British rule thus consolidated itself by creating new classes and vested interests which were tied up with that rule and privileges which depended on its continuance. There were the landowners and the princes, and there was a large number of subordinate members of the services in various departments of government, from the patwari, the village head-man, upwards. The two essential branches of government were the revenue system and the police. At the head of both of these in each district was the collector or district magistrate who was the linchpin of the administration. He functioned as an autocrat in his district, combining in himself executive, judicial, revenue, and police functions. If there were any small Indian states adjoining the area under his control, he was also the British agent for them. Then there was the Indian Army, consisting of British and Indian troops but officered entirely by Englishmen. This was
reorganized repeatedly, especially after the mutiny of 1857, and ultimately became organizationally linked up with the British Army. This was so arranged as to balance its different elements and keep the British troops in key positions. 'Next to the grand counterpoise of a sufficient European force comes the counterpoise of natives against natives,' says the official report on reorganization in 1858. The primary function of these forces was to serve as an army of occupation—'Internal Security Troops' they were called, and a majority of these was British. The Frontier Province served as a training ground for the British Army at India's expense. The Field Army (chiefly Indian) was meant for service abroad and it took part in numerous British imperial wars and expeditions, India always bearing the cost. Steps were taken to segregate Indian troops from the rest of the population. Thus India had to bear the cost of her own conquest, and then of her transfer (or sale) from the East India Company to the British Crown, for the extension of the British Empire to Burma and elsewhere, for expeditions to Africa, Persia, etc., and for her defense against Indians themselves. She was not only used as a base for imperial purposes, without any reimbursement for this, but she had further to pay for the training of part of the British Army in England—'capitation' charges these were called. Indeed India was charged for all manner of other expenses incurred by Britain, such as the maintenance of British diplomatic and consular establishments in China and Persia, the entire cost of the telegraph line from England' to India, part of the expenses of the British Mediterranean fleet, and even the receptions given to the Sultan of Turkey in London.
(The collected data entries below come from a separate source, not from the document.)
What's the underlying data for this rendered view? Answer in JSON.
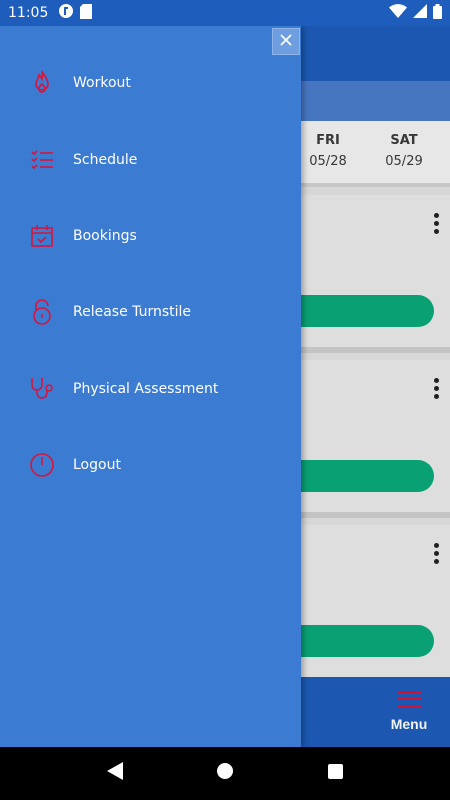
{
  "status_bar": {
    "time": "11:05",
    "icons": [
      "app-notification-icon",
      "sd-card-icon",
      "wifi-icon",
      "signal-icon",
      "battery-icon"
    ]
  },
  "schedule": {
    "days": [
      {
        "name": "FRI",
        "date": "05/28"
      },
      {
        "name": "SAT",
        "date": "05/29"
      }
    ]
  },
  "bottom_nav": {
    "menu_label": "Menu"
  },
  "drawer": {
    "items": [
      {
        "label": "Workout",
        "icon": "flame-icon"
      },
      {
        "label": "Schedule",
        "icon": "checklist-icon"
      },
      {
        "label": "Bookings",
        "icon": "calendar-check-icon"
      },
      {
        "label": "Release Turnstile",
        "icon": "unlock-icon"
      },
      {
        "label": "Physical Assessment",
        "icon": "stethoscope-icon"
      },
      {
        "label": "Logout",
        "icon": "power-icon"
      }
    ]
  },
  "colors": {
    "primary": "#1e5dbb",
    "drawer": "#3b7bd2",
    "accent_red": "#d9143b",
    "action_green": "#0aa97a"
  }
}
The building of railways in India, undoubtedly desirable and necessary, was done in an enormously wasteful way. The Government of India guaranteed 5 per cent interest on all capital invested and there was no need to check or estimate what was necessary.All purchases were made in England. The civil establishment of government was also run on a lavish and extravagant scale, all the highly paid positions being reserved for Europeans. The process of Indianization of the administrative machine was very slow and only became noticeable in the twentieth century. This process, far from transferring any power to Indian hands, proved yet another method of strengthening British rule. The really key positions remained in British hands, and Indians in the administration could only function as the agents of British rule. To all these methods must be added the deliberate policy, pursued throughout the period of British rule, or creating divisions among Indians, of encouraging one group at the cost of another. This policy was openly admitted in the early days of their rule, and indeed it was a natural one for an imperial power. With the growth of the nationalist movement that policy took subtler and more dangerous forms and, though denied, functioned more intensively than ever. Nearly all our major problems to-day have grown up during British rule and as a direct result of British policy: the princes; the minority problem; various vested interests, foreign and Indian; the lack of industry and the neglect of agriculture; the extreme backwardness in the social services; and, above all, the tragic poverty of the people. The attitude to education has been significant. In Kaye's 'Life of Metcalfe' it is stated that 'this dread of the free diffusion of knowledge became a chronic disease . . . continually afflicting the members of Government with all sorts of hypochondria cal day-dreams and nightmares, in which visions of the printing press and the Bible were making their flesh creep, and their hair to stand erect with horror. It was our policy
in those days to keep the natives of India in the profoundest state of barbarism and darkness, and every attempt to diffuse the light of knowledge among the people, either of our own or of the independent states, was vehemently opposed and resented [ Quoted by Edward Thompson, 'The Life of Lord Metcalfe] Imperialism must function in this way or else it ceases to be imperialism. The modern type of finance-imperialism added new kinds of economic exploitation which were unknown in earlier ages. The record of British rule in India during the nineteenth century must necessarily depress and anger an Indian, and yet it illustrates the superiority of the British in many fields, not least in their capacity to profit by our disunity and weaknesses. A people who are weak and who are left behind in the march of time invite trouble and ultimately have only themselves to blame. If British imperialism with all its consequences was, in the circumstances, to be expected in the natural order of events, so also was the growth of opposition to it inevitable, and the final crisis between the two.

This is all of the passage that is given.